Spielhaus: Jein, muss man da sagen. Also wieder: Auch die Anerkennung der Religionsgemeinschaften ist Ländersache. Also eigentlich sind die konkreten Punkte der Islampolitik als Religionspolitik Ländersache, und das heißt, auch hier können die Länder ganz unterschiedlich entscheiden. Und die Frage, ob nun die Voraussetzung für die Anerkennung als Religionsgemeinschaft die Gründung eines gemeinsamen Dachverbandes ist, ist eigentlich auch umstritten. Also es gibt da verschiedenste Strategien, und eine davon wäre, mehrere Religionsgemeinschaften islamischen Glaubens anzuerkennen. Und den Weg gehen auch wohl einige Länder, also daran denken einige Länder.

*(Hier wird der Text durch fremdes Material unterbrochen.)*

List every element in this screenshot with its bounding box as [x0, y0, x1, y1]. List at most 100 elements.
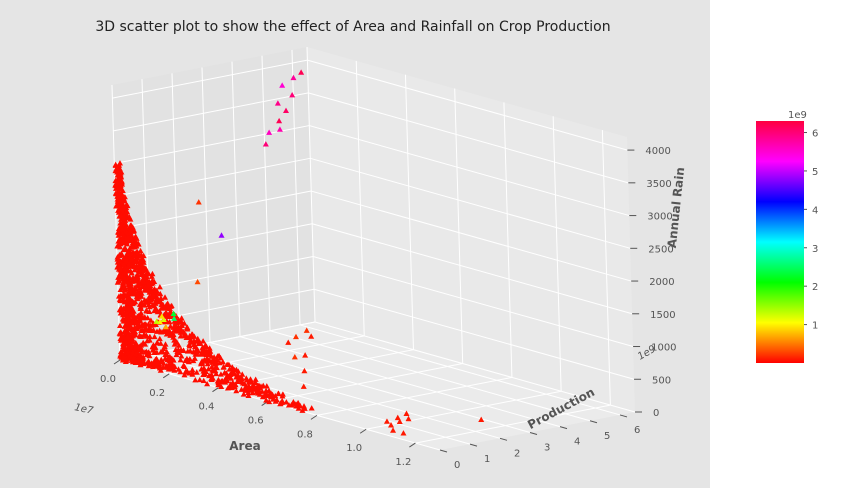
data-point-dense — [169, 332, 176, 338]
data-point-dense — [175, 316, 182, 323]
data-point-dense — [285, 402, 292, 408]
data-point-dense — [157, 299, 164, 305]
data-point-dense — [139, 264, 146, 271]
data-point-dense — [149, 321, 156, 328]
data-point-dense — [115, 174, 122, 180]
colorbar-tick-label: 2 — [812, 282, 818, 293]
data-point-dense — [133, 341, 140, 348]
data-point-dense — [114, 201, 121, 208]
data-point-dense — [137, 247, 144, 254]
data-point-dense — [135, 262, 142, 268]
data-point-dense — [124, 249, 131, 256]
grid-line-y-floor — [269, 330, 591, 422]
data-point-dense — [117, 244, 124, 250]
data-point-dense — [163, 318, 170, 324]
data-point-dense — [138, 309, 145, 316]
data-point-dense — [198, 360, 205, 367]
z-tick-label: 2000 — [649, 277, 674, 288]
data-point — [153, 318, 160, 324]
data-point-dense — [141, 274, 148, 281]
x-axis-offset: 1e7 — [73, 402, 94, 417]
data-point-dense — [128, 233, 135, 239]
data-point-dense — [125, 284, 132, 290]
data-point-dense — [219, 358, 226, 365]
data-point-dense — [119, 198, 126, 204]
grid-line-z-back — [309, 125, 630, 217]
data-point — [396, 418, 403, 425]
data-point-dense — [128, 310, 135, 316]
data-point-dense — [174, 339, 181, 345]
grid-line-z-back — [313, 288, 635, 380]
data-point-dense — [151, 344, 158, 351]
data-point-dense — [121, 323, 128, 329]
data-point-dense — [177, 333, 184, 339]
data-point-dense — [198, 351, 205, 357]
data-point-dense — [299, 407, 306, 413]
data-point-dense — [120, 238, 127, 244]
grid-line-z-left — [113, 92, 309, 132]
data-point-dense — [141, 301, 148, 308]
data-point — [300, 383, 307, 389]
data-point-dense — [121, 246, 128, 252]
data-point-dense — [290, 398, 297, 405]
data-point-dense — [130, 330, 137, 337]
data-point-dense — [134, 282, 141, 289]
data-point-dense — [266, 398, 273, 405]
grid-line-z-back — [312, 256, 634, 348]
data-point — [162, 323, 169, 330]
data-point-dense — [144, 269, 151, 276]
data-point — [403, 410, 410, 416]
data-point-dense — [263, 397, 270, 403]
data-point-dense — [240, 391, 247, 397]
grid-line-z-left — [117, 223, 313, 263]
data-point-dense — [209, 367, 216, 373]
data-point-dense — [144, 314, 151, 321]
data-point-dense — [226, 366, 233, 372]
data-point-dense — [126, 229, 133, 235]
data-point-dense — [121, 287, 128, 293]
data-point-dense — [137, 333, 144, 339]
data-point-dense — [175, 346, 182, 353]
data-point — [292, 333, 299, 340]
x-tick-mark — [162, 373, 170, 379]
data-point-dense — [140, 259, 147, 265]
data-point-dense — [133, 293, 140, 300]
grid-line-z-back — [311, 190, 632, 282]
data-point-dense — [178, 353, 185, 359]
data-point-dense — [177, 356, 184, 363]
data-point-dense — [136, 316, 143, 322]
y-tick-label: 3 — [544, 442, 550, 453]
data-point-dense — [140, 278, 147, 285]
data-point-dense — [275, 390, 282, 397]
data-point-dense — [142, 283, 149, 290]
data-point-dense — [174, 326, 181, 333]
data-point — [276, 117, 283, 124]
data-point-dense — [206, 345, 213, 351]
data-point-dense — [205, 365, 212, 372]
data-point-dense — [190, 348, 197, 355]
data-point-dense — [266, 387, 273, 394]
data-point-dense — [186, 355, 193, 362]
data-point-dense — [211, 354, 218, 360]
data-point-dense — [118, 293, 125, 299]
data-point-dense — [138, 327, 145, 333]
data-point-dense — [130, 354, 137, 361]
grid-line-y-floor — [209, 341, 531, 433]
colorbar-tick-label: 3 — [812, 244, 818, 255]
data-point-dense — [132, 359, 139, 366]
data-point-dense — [200, 371, 207, 377]
data-point-dense — [119, 225, 126, 232]
data-point-dense — [135, 240, 142, 246]
y-tick-label: 5 — [604, 431, 610, 442]
data-point-dense — [234, 371, 241, 377]
data-point-dense — [254, 387, 261, 393]
data-point-dense — [238, 386, 245, 392]
grid-line-z-back — [307, 59, 628, 151]
data-point-dense — [150, 360, 157, 366]
data-point-dense — [135, 250, 142, 256]
data-point-dense — [149, 277, 156, 283]
data-point-dense — [279, 391, 286, 397]
data-point-dense — [132, 351, 139, 357]
data-point-dense — [121, 354, 128, 360]
y-tick-mark — [469, 443, 478, 447]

Die andere Frage ist, die weiterhin auch diskutiert wird: Braucht man wirklich eine Religionsgemeinschaft als Ansprechpartner für den Religionsunterricht? Und hier gibt es auch verschiedene Auffassungen und möglicherweise wird es da auch verschiedene Wege geben.

Mangel: Was wäre Ihre Meinung?

Spielhaus: Ich kenne das vor allem aus dem Berliner Beispiel, und hier zeigt sich, dass eine Kommunikation zwischen Verwaltung – also der Berliner Regierung, dem Berliner Senat – und muslimischen Gemeinschaften durchaus auch in der Pluralität möglich ist. Also wir haben die Frage: Muss sich gerade auch mit dem Gegenüber des Islam hier auch was in der religionspolitischen Herangehensweise ändern?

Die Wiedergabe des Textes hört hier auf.